Très intéressante entrevue parue dans La Presse de samedi dernier: Le syndrome de la superficialité.
Henry Mintzberg y parle du culte de l’action que l’on observe chez la plupart des gestionnaires. Pas le temps de réfléchir, il faut agir!
Dans cette dernière entrevue avec La Presse Affaires, Henry Mintzberg, le spécialiste de la gestion parle de cette maladie qui conduit à faire tout toujours plus vite, au risque de sacrifier la qualité; à se perdre dans les détails en oubliant le sens et la vue d’ensemble sur le travail.
«Ce syndrome est le résultat de mauvaises réponses répétées à une des grandes énigmes de la gestion: comment doser, au quotidien, la réflexion et l’action», explique-t-il.
Plusieurs des éléments évoqués par Mintzberg peuvent être mis en lien avec les travaux de Scharmer sur le leadership et, en particulier, le «blind spot». Ce point aveugle du leadership dont parle Scharmer représente «la partie de ce que l’on voit et dont nous ne sommes pas conscients». C’est la source à partir de laquelle un individu — ou un groupe — module ses actions. Et c’est à partir de ce point aveugle que l’on peut passer rapidement de la réflexion à l’action. Le point aveugle est en quelque sorte le pivot à partir duquel la réflexion peut être cristallisée en une action éclairée. Plus de détails à ce sujet dans Uncovering the Blind Spot of Leadership. C. Otto Scharmer (fichier PDF).
Le U-Process, un modèle développé par Scharmer pour décrire le parcours dans l’innovation et la transformation, se caractérise par trois grands mouvements:
- Observe;
- Prends du recul et réfléchis;
- Agis en un instant.
C’est la maîtrise de ces trois mouvements (et l’utilisation du point aveugle comme pivot), qui permet au leader — et au groupe — d’aller plus loin et d’aboutir à une action éclairée.

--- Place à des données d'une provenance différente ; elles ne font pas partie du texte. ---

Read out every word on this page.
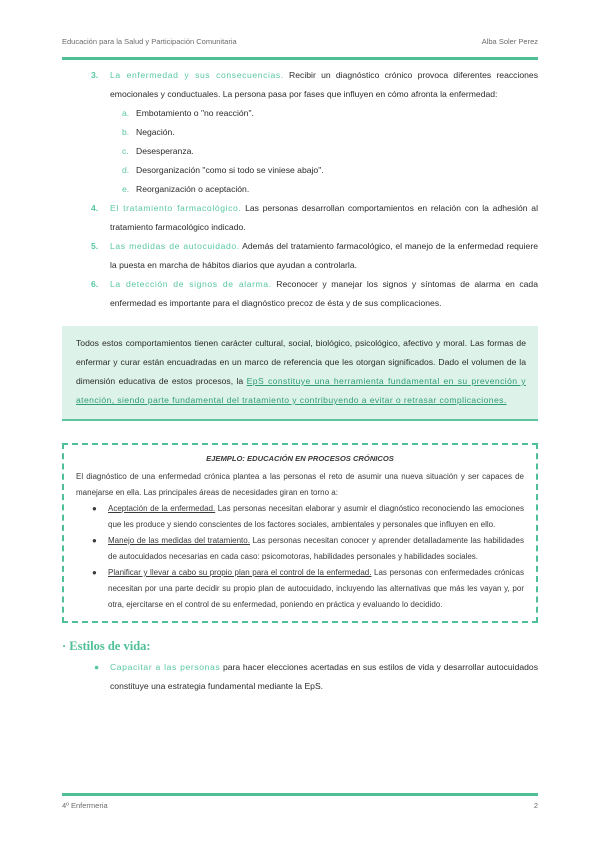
Educación para la Salud y Participación Comunitaria	Alba Soler Perez
3. La enfermedad y sus consecuencias. Recibir un diagnóstico crónico provoca diferentes reacciones emocionales y conductuales. La persona pasa por fases que influyen en cómo afronta la enfermedad:
a. Embotamiento o "no reacción".
b. Negación.
c. Desesperanza.
d. Desorganización "como si todo se viniese abajo".
e. Reorganización o aceptación.
4. El tratamiento farmacológico. Las personas desarrollan comportamientos en relación con la adhesión al tratamiento farmacológico indicado.
5. Las medidas de autocuidado. Además del tratamiento farmacológico, el manejo de la enfermedad requiere la puesta en marcha de hábitos diarios que ayudan a controlarla.
6. La detección de signos de alarma. Reconocer y manejar los signos y síntomas de alarma en cada enfermedad es importante para el diagnóstico precoz de ésta y de sus complicaciones.
Todos estos comportamientos tienen carácter cultural, social, biológico, psicológico, afectivo y moral. Las formas de enfermar y curar están encuadradas en un marco de referencia que les otorgan significados. Dado el volumen de la dimensión educativa de estos procesos, la EpS constituye una herramienta fundamental en su prevención y atención, siendo parte fundamental del tratamiento y contribuyendo a evitar o retrasar complicaciones.
EJEMPLO: EDUCACIÓN EN PROCESOS CRÓNICOS

El diagnóstico de una enfermedad crónica plantea a las personas el reto de asumir una nueva situación y ser capaces de manejarse en ella. Las principales áreas de necesidades giran en torno a:

● Aceptación de la enfermedad. Las personas necesitan elaborar y asumir el diagnóstico reconociendo las emociones que les produce y siendo conscientes de los factores sociales, ambientales y personales que influyen en ello.
● Manejo de las medidas del tratamiento. Las personas necesitan conocer y aprender detalladamente las habilidades de autocuidados necesarias en cada caso: psicomotoras, habilidades personales y habilidades sociales.
● Planificar y llevar a cabo su propio plan para el control de la enfermedad. Las personas con enfermedades crónicas necesitan por una parte decidir su propio plan de autocuidado, incluyendo las alternativas que más les vayan y, por otra, ejercitarse en el control de su enfermedad, poniendo en práctica y evaluando lo decidido.
· Estilos de vida:
● Capacitar a las personas para hacer elecciones acertadas en sus estilos de vida y desarrollar autocuidados constituye una estrategia fundamental mediante la EpS.
4º Enfermeria	2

C’est d’ailleurs ce que dit en d’autres mots Mintzberg en clôture d’entrevue:
Q: Comment crée-t-on une stratégie?
R: C’est tout à fait simple: par l’apprentissage.
On apprend les stratégies peu à peu, essai par essai, expérimentation par expérimentation.
Q: Et quelle est la relation entre la réflexion et l’action dans la stratégie?
R: C’est un va-et-vient constant. Si on reste sur l’un ou l’autre, on est foutu! Que de la réflexion? Le management devient passif. Que de l’action? Il devient écervelé.
Un bon manager agit sans arrêt et réfléchit sans arrêt. Il réfléchit sur ses actions et il agit à partir de ses réflexions. C’est comme ça que, peu à peu, on apprend sa voie vers une vision de l’avenir de l’organisation.
Pour lire l’entrevue au complet, c’est ici: Le syndrome de la superficialité.
En terminant, ce bref extrait de l’article Uncovering the Blind Spot of Leadership. C. Otto Scharmer (fichier PDF) qui résume bien les trois grands mouvements du U-Process:
Brian Arthur, the founding head of the economics group at the Santa Fe Institute, explained to my colleague Joseph Jaworski and me that, for him, there are two fundamentally different sources of cognition. One is the application of existing frameworks (downloading) and the other is accessing one’s inner knowing. All true innovation in science, business, and society is based on the latter, not on “downloading.”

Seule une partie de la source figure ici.